MAKASSAR, UPEKS.co.id–Aksi perang tarif ojek online (ojol), setelah terbitnya Kemenhub 348/2019, diperkirakan masih terjadi dan dinilai tidak sehat bagi keberlangsungan hidup industri layanan transportasi berbasis aplikasi tersebut di Makassar. Dampak lanjutannya bisa dipastikan akan memperburuk layanan kepada konsumen.
“Sekarang sudah kelihatan strategi tersebut, awalnya mereka Grab dan Gojek menerapkan low price secara logika tidak masuk akal. Harga hanya Rp 5.000 atau bisa lebih rendah dari itu. Setelah menjadi lahan bisnis yang menyerap tenaga kerja yg luar biasa dan konsumen begitu banyak, mereka memainkan strategi baru karena
banyak perkerja dan konsumen yang tergantung ojol,” kata Syamsuri Rahim, Wakil Dekan III Fakultas Ekonomi UMI, Makassar, kemarin.

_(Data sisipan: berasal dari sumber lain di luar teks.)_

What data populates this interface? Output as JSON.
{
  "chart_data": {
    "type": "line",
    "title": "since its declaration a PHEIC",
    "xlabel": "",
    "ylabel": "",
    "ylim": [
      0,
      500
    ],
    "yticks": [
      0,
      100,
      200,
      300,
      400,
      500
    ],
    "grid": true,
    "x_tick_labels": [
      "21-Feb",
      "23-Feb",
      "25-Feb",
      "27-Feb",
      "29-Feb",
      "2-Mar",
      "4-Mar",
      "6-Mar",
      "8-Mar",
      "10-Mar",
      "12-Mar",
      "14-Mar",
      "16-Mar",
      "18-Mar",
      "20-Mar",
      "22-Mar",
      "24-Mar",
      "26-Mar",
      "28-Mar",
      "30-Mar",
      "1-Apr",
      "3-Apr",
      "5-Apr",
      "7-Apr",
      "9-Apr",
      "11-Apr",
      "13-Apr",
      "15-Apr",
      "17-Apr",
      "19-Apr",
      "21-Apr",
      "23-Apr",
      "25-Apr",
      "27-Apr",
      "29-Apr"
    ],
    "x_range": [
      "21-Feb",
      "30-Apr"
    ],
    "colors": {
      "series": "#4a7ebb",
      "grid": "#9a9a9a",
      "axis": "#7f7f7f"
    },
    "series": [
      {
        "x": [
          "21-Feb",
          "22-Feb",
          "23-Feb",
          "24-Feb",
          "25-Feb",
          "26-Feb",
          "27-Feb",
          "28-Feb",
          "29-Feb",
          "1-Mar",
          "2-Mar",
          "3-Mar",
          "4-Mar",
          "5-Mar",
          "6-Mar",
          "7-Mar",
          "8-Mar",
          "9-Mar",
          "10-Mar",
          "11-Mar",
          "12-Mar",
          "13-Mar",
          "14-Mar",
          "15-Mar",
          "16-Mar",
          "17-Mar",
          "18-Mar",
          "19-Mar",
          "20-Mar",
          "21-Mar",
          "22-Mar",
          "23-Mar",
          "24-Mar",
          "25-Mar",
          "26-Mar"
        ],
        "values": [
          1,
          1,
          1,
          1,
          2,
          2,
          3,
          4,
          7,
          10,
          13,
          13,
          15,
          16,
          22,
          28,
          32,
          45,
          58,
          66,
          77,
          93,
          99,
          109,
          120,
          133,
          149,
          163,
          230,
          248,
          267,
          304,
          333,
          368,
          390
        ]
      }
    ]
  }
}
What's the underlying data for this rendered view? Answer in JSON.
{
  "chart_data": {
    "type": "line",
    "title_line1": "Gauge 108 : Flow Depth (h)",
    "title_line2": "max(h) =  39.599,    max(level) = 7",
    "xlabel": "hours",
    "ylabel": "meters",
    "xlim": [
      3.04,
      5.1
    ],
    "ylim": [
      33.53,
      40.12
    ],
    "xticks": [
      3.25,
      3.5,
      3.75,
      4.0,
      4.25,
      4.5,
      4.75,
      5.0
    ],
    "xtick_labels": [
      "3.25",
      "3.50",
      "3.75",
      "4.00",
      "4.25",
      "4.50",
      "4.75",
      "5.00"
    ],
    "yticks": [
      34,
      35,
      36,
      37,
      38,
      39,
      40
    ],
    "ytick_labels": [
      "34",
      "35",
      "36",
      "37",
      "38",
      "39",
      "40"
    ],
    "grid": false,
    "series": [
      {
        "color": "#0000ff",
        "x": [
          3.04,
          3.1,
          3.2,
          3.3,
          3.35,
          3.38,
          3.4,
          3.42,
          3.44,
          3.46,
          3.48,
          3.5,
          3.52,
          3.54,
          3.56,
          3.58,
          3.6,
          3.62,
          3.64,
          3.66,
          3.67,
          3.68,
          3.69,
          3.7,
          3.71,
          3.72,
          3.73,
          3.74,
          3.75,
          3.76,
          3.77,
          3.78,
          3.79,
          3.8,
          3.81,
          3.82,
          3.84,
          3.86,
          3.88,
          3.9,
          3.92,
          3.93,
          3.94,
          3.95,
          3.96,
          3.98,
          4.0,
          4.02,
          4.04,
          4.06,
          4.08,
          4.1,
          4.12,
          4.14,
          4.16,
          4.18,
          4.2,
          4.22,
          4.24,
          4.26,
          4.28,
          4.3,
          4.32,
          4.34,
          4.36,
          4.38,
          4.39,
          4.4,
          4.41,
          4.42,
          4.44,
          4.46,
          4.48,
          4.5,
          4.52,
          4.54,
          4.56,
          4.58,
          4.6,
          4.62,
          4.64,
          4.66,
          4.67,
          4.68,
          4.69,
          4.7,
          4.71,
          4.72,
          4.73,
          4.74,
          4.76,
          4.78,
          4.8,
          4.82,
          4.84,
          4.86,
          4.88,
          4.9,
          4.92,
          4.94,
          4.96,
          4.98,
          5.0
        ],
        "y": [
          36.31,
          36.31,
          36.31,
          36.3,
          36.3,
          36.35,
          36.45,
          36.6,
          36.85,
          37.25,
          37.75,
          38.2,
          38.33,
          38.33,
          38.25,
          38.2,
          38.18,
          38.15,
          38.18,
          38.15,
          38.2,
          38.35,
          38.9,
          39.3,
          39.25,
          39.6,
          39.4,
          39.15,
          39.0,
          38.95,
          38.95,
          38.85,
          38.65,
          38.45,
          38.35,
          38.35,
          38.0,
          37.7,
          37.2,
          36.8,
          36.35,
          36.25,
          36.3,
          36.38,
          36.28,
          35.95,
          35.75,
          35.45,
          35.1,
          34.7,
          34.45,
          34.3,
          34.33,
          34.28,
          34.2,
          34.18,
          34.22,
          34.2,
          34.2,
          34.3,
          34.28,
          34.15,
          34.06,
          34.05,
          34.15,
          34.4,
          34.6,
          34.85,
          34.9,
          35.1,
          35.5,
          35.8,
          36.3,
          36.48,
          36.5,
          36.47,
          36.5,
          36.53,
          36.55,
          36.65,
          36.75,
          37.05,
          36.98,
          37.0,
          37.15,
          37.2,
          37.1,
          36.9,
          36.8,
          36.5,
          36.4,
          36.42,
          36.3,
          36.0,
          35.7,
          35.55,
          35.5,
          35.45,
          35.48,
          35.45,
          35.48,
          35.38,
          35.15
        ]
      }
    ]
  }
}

Syamsuri menambahkan, jika tidak segera diatasi dikhawatirkan semua pihak makin bergantung dan memperburuk layanan kepada konsumen. Apalagi dengan kategori pasar di Indonesia, menurut dia, memiliki perilaku konsumen yang tidak terlalu memerhatikan aspek keselamatan.
“Kemudian, pelaku bisnis lain yang tidak bisa bersaing dan dipaksa mengikuti model ojol, nanti melahirkan pasar ojol yang dimonopoli perusahaan tertentu dan kemudian mengendalikan semuanya. Jadi kalau Monopoli sudah terjadi, ujung-ujung konsumen jadi korban dan nanti seenaknya mengatur tarif,” jelas dia.
Dalam aksi perang tarif ini, sebelumnya diketahui Gojek terpaksa meladeni kompetitornya Grab dalam melayani ojek onlie di Indonesia.
Untuk menghindari perkembangan pasar yang sehat, Gojek sempat disarankan untuk keluar dari zona perang tarif, dan tak terpancing melakukan aksi itu semakin dalam.
Selain menimbulkan iklim usaha yang tidak sehat, juga dapat menghambat inovasi dalam investasi teknologi di ojek
online.
“Ini sangat tidak sehat. Menggangu inovasi karena profit turun akibat banyak bakar uang di promo tarif dan dampaknya merugikan mitra pengemudi juga,” kata pengamat industri digital dari Universitas Indonesia, Harryadin Mahardika.
Sebelumnya, Muh Akbar, pengamat pemasaran dan strategi komunikasi pemasaran dari Unhas Makassar mengatakan, penerapan model bisnis yang baik harus menjauhi perang tarif. Kondisi ini sangat dibutuhkan bagi pertumbuhan dan pengembangan fundamental bisnis ojek online di Makassar dan Indonesia.
Bahkan, untuk meningkatkan performa, perusahaan penyedia layanan transportasi berbasis aplikasi tersebut harus melakukan berbagai penyesuaian.
“Mereka (para pihak dalam industri ojol) secara bersama-sama harus menjalankan kegiatannya dengan baik dan benar. [Para driver] harus menjaga keseimbangan antara kenaikan tarif dengan kualitas layanan yang diberikan kepada pelanggannya,” kata dia ketika itu.
Sejak penyesuaian tarif Ojol diberlakukan 1 Mei 2019 di Makassar, Jakarta, Bandung Yogyakarta dan Surabaya. Konsumen pun merasa diberatkan bahkan dinilai masih minim sosialisasi untuk direalisasikan.
Keluhan ini salah satunya datang dari Karyawan swasta, Muhammad Arif. Konsumen Ojol ini bahkan belum sempat mendengar kabar kenaikan tarif.
Menurutnya, kenaikan tarif Ojol ini cukup memberatkan apalagi bagi konsumen setia Ojol dengan rute jauh. “Kita sebagai konsumen memilih ojek online bukan sekadar mudah, cepat tapi soal harga juga. Jadi kalau ada kenaikan, saya kira agak memberatkan,” katanya. (hery).